The Dimethyl Sulfoxide Reductase (or MopB) family is a diverse assemblage of enzymes found throughout Bacteria and Archaea.  Many of these enzymes are believed to have been present in the last universal common ancestor (LUCA) of all cellular lineages.  However, gaps in knowledge remain on how MopB enzymes evolved and how this diversification of functions impacted global biogeochemical cycles through geologic time.  In this study, we perform maximum likelihood phylogenetic analyses on manually curated comparative genomic and metagenomic datasets containing over 47,000 distinct MopB homologs.  We demonstrate that these enzymes constitute a catalytically and mechanistically diverse superfamily defined, not by the molybdo- or tungstopterin containing pterin (Mo/W-bisPGD) co-factor, but rather by the structural fold that binds it in the protein.  Our results suggest that major metabolic innovations were the result of the loss of the metal co-factor, or the gain or loss of protein domains.  Phylogenetic analyses also demonstrated that formate oxidation and CO₂ reduction were the ancestral functions of the superfamily, traits that have been vertically inherited from LUCA.  Nearly all of the other families, which drive all other biogeochemical cycles mediated by this superfamily, originated in the bacterial domain.  Thus organisms from Bacteria have been the key drivers of catalytic and biogeochemical innovations within the superfamily.  The relative ordination of MopB families and their associated catalytic activities emphasize fundamental mechanisms of evolution in this superfamily.  Further, it underscores the importance of prokaryotic adaptability in response to the transition from an anoxic to oxidized atmosphere.  

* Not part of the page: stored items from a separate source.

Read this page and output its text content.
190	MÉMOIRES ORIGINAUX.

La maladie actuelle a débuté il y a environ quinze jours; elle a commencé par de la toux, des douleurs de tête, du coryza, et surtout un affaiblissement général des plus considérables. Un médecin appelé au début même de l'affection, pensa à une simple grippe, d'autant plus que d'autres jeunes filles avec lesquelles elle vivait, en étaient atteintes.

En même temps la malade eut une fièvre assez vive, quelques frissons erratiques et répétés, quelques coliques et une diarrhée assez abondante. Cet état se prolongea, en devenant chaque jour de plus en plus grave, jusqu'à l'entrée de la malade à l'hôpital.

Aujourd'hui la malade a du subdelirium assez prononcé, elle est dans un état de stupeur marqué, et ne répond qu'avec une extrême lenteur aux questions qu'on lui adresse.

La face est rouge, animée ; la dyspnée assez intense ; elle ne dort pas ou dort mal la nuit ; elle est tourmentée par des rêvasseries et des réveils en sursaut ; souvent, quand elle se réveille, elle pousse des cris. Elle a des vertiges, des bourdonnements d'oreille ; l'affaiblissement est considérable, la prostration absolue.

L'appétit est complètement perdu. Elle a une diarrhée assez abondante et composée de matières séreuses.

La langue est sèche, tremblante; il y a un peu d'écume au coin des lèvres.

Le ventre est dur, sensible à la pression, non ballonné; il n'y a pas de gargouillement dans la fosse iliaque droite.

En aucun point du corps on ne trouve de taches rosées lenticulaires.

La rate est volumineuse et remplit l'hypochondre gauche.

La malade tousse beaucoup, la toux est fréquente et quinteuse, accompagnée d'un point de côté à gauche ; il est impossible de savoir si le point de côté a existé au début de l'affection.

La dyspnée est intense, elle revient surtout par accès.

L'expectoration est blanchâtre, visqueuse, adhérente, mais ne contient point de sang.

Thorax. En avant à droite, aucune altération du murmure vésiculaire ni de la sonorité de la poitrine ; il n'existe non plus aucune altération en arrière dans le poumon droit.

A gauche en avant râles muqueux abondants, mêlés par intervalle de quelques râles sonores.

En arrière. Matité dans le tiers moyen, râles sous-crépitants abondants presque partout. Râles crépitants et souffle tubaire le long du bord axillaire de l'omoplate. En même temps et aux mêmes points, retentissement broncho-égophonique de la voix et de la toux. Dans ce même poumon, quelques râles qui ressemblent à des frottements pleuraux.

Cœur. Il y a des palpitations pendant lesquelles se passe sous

Genomics datasets were obtained using NCBI's DELTA-BLAST tool.  Analyses were restricted to phyla represented in the Integrated Microbial Genomics Encyclopedia of Bacteria and Archaea.  Metagenomic datasets were obtained from GTDB-TK.  All metagenomic dataset analyses were performed using a computing cluster.  BLASTx was used to find putative MopB superfamily members in the GTDB-TK dataset.

All sequences were aligned using the online version of MAFFT.  Phylogenetic analyses of the metagenomic datasets were done using a reduced dataset generated by the CDHIT program.  We utilized the CDHIT 50 setting.  All phylogenies and amino acid substitution model tests were done using IQTree.  All phylogenies were generated using a computing cluster.

All datafiles can be viewed using a standard text editor.  Sequence alignments and phylogenetic trees can be opened using any standard, open-source software programs for sequence and tree visualization.